Avant la réforme du Code civil, la jurisprudence utilisait le terme générique de résolution. Toutefois, elle faisait la distinction entre la résiliation pour rupture non rétroactive du contrat (absence de restitution) et résolution pour rupture rétroactive du contrat même si en pratique le but est le même : rompre le contrat.

Ainsi, en droit du travail, la résiliation consiste à mettre un terme au contrat (Cass. soc. 17 mars 1998, n° 96-41884). En droit commun, le législateur utilise le terme résolution, mais continue de faire la distinction entre résolution et résiliation, notamment à l’article 1229 alinéa 3 du c. civil pour sanctionner une inexécution contractuelle.

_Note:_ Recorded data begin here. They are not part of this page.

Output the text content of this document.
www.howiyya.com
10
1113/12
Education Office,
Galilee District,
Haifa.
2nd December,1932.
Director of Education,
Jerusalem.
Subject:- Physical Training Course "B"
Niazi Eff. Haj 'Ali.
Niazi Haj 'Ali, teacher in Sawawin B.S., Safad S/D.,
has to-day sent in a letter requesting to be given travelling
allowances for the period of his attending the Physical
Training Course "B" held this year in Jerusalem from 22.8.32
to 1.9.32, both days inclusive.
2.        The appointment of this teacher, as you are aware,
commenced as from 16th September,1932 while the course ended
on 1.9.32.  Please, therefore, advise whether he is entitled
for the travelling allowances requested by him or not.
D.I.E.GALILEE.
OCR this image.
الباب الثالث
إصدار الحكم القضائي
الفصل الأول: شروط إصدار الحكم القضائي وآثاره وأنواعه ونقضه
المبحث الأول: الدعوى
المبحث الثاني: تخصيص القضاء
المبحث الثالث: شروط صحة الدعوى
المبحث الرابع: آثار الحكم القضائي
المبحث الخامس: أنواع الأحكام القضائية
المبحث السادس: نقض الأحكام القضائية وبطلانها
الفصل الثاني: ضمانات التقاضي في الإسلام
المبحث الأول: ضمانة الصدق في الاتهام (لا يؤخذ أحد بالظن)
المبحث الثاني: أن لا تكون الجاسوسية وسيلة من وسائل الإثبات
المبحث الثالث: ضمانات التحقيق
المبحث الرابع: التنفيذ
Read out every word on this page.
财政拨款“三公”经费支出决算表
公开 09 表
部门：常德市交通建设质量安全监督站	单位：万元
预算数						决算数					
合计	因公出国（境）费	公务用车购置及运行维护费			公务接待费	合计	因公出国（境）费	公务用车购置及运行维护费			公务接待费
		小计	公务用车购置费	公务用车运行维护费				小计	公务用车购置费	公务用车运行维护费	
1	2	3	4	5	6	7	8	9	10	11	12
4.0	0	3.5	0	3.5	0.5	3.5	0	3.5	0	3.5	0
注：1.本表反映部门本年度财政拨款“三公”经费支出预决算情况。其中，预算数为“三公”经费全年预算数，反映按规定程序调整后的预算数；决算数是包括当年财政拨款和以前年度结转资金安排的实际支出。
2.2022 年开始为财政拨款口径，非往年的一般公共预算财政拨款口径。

C’est sur le fondement de l’ancien article 1184 du c. civil que s’appuie la jurisprudence pour la résiliation judiciaire.

ATTENTION : en matière de CDD, l’article L1243-1 c. du travail prévoit les cas de rupture du contrat. La résiliation judiciaire peut intervenir avant le terme du contrat à condition que le salarié ait exprimé une volonté claire et sans équivoque de rompre le contrat de travail pour manquement de l’employeur à ses obligations (Cour de cass. Ch. Soc., 3 juin 2020, pourvoi n°18-13.628, publié au bulletin). Il doit s’agir d’une faute grave ou d’une force majeure.

Quelle différence entre la prise d’acte et la résiliation judiciaire ?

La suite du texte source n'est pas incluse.